Reputation: 2554
I am pickling a model for later use. Then loading the model and running predict_proba
on it. I get ValueError: X has 1 features per sample; expecting 319
. Not sure if I am transforming it correctly
import csv, pickle
from sklearn import svm
from sklearn.feature_extraction.text import TfidfVectorizer
from sklearn.calibration import CalibratedClassifierCV
import numpy as np
import operator
train_data = []
train_labels = []
test_lables = []
test_lables.append("nah")
with open('training_file', 'r') as f:
reader = csv.reader(f, dialect='excel', delimiter='\t')
for row in reader:
train_data.append(row[0])
train_labels.append(row[1])
lables = []
for item in train_labels:
if item in lables:
continue
else:
lables.append(item)
def linear_svc(train_data, train_labels):
vectorizer = TfidfVectorizer()
train_vectors = vectorizer.fit_transform(train_data)

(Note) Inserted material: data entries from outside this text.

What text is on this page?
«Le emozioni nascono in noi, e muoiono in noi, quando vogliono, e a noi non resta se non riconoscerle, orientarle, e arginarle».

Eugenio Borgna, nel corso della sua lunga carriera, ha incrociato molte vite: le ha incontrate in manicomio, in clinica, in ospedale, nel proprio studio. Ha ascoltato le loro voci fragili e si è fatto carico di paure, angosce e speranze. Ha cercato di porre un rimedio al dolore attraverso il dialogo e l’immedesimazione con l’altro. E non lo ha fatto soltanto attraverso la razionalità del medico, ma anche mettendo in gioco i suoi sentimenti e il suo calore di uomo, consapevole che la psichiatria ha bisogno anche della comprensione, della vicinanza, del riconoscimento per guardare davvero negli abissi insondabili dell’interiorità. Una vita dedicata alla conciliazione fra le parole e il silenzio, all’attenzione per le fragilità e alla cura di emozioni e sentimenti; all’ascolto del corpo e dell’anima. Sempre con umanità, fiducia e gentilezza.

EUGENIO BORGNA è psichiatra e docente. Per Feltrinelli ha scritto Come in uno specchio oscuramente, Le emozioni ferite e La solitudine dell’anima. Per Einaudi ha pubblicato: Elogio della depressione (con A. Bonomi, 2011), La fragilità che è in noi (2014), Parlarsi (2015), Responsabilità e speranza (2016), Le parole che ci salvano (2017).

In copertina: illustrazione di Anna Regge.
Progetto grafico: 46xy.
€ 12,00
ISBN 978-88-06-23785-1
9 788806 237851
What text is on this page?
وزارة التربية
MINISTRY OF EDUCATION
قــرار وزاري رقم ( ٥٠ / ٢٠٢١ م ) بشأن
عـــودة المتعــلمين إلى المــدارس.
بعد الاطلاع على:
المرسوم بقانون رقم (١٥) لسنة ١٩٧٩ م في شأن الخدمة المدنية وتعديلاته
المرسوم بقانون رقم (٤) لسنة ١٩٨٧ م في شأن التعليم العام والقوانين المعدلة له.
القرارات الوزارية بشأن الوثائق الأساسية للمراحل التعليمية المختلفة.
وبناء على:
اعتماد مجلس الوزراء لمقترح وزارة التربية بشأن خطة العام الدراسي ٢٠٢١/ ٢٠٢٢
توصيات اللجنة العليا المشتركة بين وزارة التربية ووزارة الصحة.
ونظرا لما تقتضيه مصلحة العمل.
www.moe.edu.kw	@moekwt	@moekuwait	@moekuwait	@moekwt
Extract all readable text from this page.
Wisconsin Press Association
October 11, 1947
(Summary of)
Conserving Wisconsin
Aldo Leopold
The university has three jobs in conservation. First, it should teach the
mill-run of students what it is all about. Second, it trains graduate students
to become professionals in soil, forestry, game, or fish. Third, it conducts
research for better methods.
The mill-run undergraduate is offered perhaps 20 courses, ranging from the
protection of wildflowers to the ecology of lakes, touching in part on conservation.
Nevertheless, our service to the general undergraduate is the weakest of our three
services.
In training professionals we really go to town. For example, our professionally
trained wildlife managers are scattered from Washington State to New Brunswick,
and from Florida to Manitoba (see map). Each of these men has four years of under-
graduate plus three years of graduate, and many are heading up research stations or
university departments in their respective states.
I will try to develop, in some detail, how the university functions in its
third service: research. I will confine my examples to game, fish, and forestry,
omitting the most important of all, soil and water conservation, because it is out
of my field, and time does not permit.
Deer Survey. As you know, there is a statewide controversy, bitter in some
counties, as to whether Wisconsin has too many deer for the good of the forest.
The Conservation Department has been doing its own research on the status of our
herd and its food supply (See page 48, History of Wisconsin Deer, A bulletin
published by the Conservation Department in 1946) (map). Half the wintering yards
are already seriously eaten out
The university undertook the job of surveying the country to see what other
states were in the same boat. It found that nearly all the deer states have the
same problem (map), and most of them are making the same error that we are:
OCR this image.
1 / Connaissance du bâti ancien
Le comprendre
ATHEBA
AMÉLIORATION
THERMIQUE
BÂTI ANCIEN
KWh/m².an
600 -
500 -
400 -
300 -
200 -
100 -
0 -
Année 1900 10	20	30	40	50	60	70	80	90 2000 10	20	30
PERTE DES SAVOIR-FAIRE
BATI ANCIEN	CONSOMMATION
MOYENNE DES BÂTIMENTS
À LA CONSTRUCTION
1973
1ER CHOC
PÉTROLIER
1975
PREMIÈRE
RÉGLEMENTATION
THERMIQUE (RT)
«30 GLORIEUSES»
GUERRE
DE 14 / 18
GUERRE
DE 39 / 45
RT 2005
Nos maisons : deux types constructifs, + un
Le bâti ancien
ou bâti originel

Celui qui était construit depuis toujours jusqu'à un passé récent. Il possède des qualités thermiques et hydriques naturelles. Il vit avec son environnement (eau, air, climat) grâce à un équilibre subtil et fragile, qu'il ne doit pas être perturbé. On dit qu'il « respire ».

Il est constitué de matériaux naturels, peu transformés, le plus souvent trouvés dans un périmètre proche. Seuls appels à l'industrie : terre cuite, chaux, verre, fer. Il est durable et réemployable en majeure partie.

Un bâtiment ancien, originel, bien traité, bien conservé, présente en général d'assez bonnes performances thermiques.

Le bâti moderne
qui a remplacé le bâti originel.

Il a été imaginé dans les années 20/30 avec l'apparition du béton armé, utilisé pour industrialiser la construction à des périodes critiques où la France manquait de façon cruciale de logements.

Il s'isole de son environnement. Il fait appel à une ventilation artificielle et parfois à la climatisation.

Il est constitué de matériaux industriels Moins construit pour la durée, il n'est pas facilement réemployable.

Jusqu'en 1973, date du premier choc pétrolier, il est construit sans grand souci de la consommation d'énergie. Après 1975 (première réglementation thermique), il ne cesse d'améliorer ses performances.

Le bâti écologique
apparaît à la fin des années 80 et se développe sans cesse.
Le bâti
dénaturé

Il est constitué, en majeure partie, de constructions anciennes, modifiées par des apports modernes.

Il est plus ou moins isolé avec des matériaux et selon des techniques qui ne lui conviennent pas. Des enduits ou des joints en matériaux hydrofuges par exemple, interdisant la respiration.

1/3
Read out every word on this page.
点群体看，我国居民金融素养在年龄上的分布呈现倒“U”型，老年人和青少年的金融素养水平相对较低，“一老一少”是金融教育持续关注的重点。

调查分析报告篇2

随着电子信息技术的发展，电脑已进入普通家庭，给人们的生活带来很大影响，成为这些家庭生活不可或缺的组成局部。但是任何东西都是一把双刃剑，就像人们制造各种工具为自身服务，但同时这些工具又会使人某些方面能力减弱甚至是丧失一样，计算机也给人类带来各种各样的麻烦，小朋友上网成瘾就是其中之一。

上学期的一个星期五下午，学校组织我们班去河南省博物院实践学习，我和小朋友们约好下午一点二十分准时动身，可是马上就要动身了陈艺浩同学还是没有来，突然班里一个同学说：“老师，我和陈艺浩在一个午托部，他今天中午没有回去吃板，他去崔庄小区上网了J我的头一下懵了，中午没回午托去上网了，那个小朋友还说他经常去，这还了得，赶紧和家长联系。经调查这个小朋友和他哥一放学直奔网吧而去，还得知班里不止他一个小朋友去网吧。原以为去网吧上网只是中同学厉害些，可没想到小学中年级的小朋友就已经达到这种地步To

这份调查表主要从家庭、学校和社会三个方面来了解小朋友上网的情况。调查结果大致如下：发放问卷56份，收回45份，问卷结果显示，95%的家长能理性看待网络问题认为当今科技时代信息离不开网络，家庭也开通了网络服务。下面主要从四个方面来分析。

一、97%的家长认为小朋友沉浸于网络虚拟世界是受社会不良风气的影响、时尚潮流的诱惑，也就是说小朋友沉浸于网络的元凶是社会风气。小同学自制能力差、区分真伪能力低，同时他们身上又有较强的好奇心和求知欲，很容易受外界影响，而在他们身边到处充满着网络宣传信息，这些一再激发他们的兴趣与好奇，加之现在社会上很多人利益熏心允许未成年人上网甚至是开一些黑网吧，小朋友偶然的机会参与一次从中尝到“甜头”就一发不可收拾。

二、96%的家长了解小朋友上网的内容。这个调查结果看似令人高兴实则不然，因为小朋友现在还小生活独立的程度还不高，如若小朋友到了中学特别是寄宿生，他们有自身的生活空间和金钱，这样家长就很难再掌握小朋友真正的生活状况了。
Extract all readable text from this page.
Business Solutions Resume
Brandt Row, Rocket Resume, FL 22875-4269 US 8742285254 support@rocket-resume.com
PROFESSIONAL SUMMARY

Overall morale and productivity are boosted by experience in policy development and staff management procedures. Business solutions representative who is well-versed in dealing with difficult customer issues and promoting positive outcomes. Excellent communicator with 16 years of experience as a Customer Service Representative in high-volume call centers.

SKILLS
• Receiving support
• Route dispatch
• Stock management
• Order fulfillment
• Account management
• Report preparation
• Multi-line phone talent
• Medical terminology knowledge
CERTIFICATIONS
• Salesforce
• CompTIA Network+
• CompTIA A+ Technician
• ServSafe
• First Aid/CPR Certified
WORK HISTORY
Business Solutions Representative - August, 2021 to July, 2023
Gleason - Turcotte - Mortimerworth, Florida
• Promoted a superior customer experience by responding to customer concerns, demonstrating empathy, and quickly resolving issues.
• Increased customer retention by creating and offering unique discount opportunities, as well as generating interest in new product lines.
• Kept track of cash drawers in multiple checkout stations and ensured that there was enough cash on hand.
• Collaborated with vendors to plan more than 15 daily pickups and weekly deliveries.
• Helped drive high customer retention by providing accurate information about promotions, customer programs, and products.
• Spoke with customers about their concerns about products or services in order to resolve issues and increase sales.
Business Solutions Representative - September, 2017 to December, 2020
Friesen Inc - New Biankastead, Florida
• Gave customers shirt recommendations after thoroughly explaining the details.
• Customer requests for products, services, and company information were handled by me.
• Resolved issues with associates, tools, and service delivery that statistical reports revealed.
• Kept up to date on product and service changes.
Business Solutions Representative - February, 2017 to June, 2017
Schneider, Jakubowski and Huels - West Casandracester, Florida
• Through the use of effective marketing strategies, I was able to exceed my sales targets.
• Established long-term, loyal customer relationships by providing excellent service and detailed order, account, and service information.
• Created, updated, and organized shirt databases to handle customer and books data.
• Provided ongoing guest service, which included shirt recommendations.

classifier_linear = svm.LinearSVC()
clf = CalibratedClassifierCV(classifier_linear)
clf.fit(train_vectors, train_labels)
with open('test', 'wb') as fi:
pickle.dump(clf, fi)
def run_classifier():
vectorizer = TfidfVectorizer()
test_vectors = vectorizer.fit_transform(test_lables)
with open('test', 'rb') as fi:
clf = pickle.load(fi)
prediction_linear = clf.predict_proba(test_vectors)
return prediction_linear
#linear_svc(train_data, train_labels)
sorted_intent_probability = run_classifier()
print(sorted_intent_probability)
I first call the linear_svc()
method. The model gets pickled. Then I call run_classifier()
. What am I doing wrong here? Also, when I combine both the methods, it works fine:
def linear_svc(train_data, train_labels, test_lables):
vectorizer = TfidfVectorizer()
train_vectors = vectorizer.fit_transform(train_data)
test_vectors = vectorizer.transform(test_lables)
classifier_linear = svm.LinearSVC()
clf = CalibratedClassifierCV(classifier_linear)
clf.fit(train_vectors, train_labels)
prediction_linear = clf.predict_proba(test_vectors)
return prediction_linear
Do I need to pickle the vectorizer as well and reuse it later?
Upvotes: 0
Views: 525
Reputation: 2554
I got the problem. When I create new instance of TfidfVectorizer()
I am not using the same features that were used for the training. I made following change
linear_svc_model = clf.fit(train_vectors, train_labels)
model_object = []
model_object.append(linear_svc_model)
model_object.append(vectorizer)
and pickled this model_object. Then while using unpickled both classifier and vectorizer and used the same on training string. It worked.
Upvotes: 1